Fill and Space Content Evenly in a UIStackView

I had a great suggestion for my next topic on UIStackViews from my previous blog post. Dan asked, “Could you show us how you would put four fields on the same row evenly?”

UITextFields present an interesting problem for UIStackViews because they do not have an intrinsic content size. They shrink to fit the text that is inside them or get really tiny if they have no text. You have to tell the stack view how to stretch the controls inside it, and in this case, also stretch them evenly across the row. The example we are going to build will look like this:

A screenshot of an iPhone screen displaying final fields with spacing created in UIStackView

Laying Out the Controls

You have a couple of ways to get started. As with any container view in iOS, you can place the controls on your storyboard scene first and then encapsulate them in a container, or place the container on the scene first and drag controls into the container.

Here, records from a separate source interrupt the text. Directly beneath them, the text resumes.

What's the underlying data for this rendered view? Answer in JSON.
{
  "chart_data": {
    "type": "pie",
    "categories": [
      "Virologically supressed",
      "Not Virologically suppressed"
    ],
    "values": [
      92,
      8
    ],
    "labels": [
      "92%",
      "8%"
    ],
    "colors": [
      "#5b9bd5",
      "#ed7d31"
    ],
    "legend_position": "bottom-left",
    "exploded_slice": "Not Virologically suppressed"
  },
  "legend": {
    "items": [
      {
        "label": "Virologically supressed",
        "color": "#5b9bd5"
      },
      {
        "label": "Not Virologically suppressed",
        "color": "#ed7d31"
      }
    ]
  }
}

I will start with the former method, dragging four UITextFields onto my storyboard scene and encapsulating them in a stack view.
A screenshot of a user adding fields to stack view
Hit the Stack button to encapsulate your selected controls in a stack view.
A screenshot of a user hitting the Stack button in UIStackView

Because the UITextFields do not have an intrinsic content size, the fields shrink and are grouped in a tight bundle of four within the new stack view.
A screenshot of shrunk fields grouped in a tight bundle of four within the new stack view.

Now constrain the UIStackView in the parent view using Auto Layout. I added constraints on the leading, trailing, and top of the stack view to the parent view.
A screenshot of the Add New Constraints menu in UIStackView

Finally, you should have four text fields in a stack view constrained to the parent view. Now we will take a look at how to space them out equally.
A screenshot of four text fields in a stack view constrained to the parent view.

Configuring the UIStackView

Now that we have our controls in the stack view, we need to tell it how to distribute the controls. As you can see, it defaults to fill the stack view, but it doesn’t automatically do it equally.

Set the distribution on the stack view to Fill Equally.
A screenshot of setting alignment to "top" and distribution to "fill" in Stack ViewA screenshot of a user setting "Distribution" to "Fill Equally" in Stack View

The result of filling equally is almost what we want. We have the text fields filling out the stack view equally, but they are a little too close to each other.
A screenshot of text fields filled equally with no spacing in UIStackView

In the “old” days before UIStackViews, when you wanted spacing in between your controls, you had to add Auto Layout constraints between them. Now with stack views, we can configure the amount of space between each control.

A screenshot of a user adding space between text fields in Stack View

Now we have the exact look that we want.
A screenshot of the final fields with spacing in Stack View

Fixing Auto Layout Warnings

It may happen that you get Auto Layout warnings when you try my example. I believe the root cause is iOS’s inability to do sub-pixel rendering. What I mean by that is you can’t say a control is 4.5 pixels wide–it has to be a whole number. I usually encounter this when I have a number of controls that I want to space equally across a view. Depending on how wide my view is and how many controls I am spacing out, the result may not divide into equal whole number pixels. Xcode will report this as an Auto Layout warning that is difficult to get rid of.

Here are the warnings that I get on Xcode 7.3.
A screenshot of Auto Layout warning in StackView Screenshot of an auto layout warning detail in StackView

When I right-click on the yellow triangle, updating the frames does not fix the problem. It seems like there is nothing that will make Xcode happy. To make the warning go away, you can click on just one of your text fields in the stack view and set the Content Hugging Priority to be one less than the rest of the controls in the stack view. In my case the default is 250, so I set one of the text fields to be 249. Problem fixed!

A screenshot of a user adding content hugging priorities to the fields in StackView.

The reason this works is you are giving permission for one of your controls to be a little smaller than the rest, which results in a whole number when the math doesn’t work out in your favor.

Do you have another layout problem you would like to see solved with UIStackViews?

Conversation
  • Christopher Dwyer says:

    I recently have been going through the Stanford iOS 9 development class and they covered stack views. I followed their course several years ago (when objective-c was still the preferred language), and I don’t believe they were covered. Had I known they existed before I could have saved myself countless hours and headaches.

    • Mike Woelmer Mike Woelmer says:

      I loved the Stanford videos when I first started doing iOS development.

  • Muhammad Umar says:

    Very well. I was searching for this solution for the last two days..
    I was very much tired of searching here and there. At last this article proved simple and straight

  • Joe Future says:

    Nice article (and the previous). I’d love to see some examples of how to do layouts with varying button sizes like in this calculator UI where the 0 button spans the width of 2 columns of buttons but they’re all still sized relative to each other.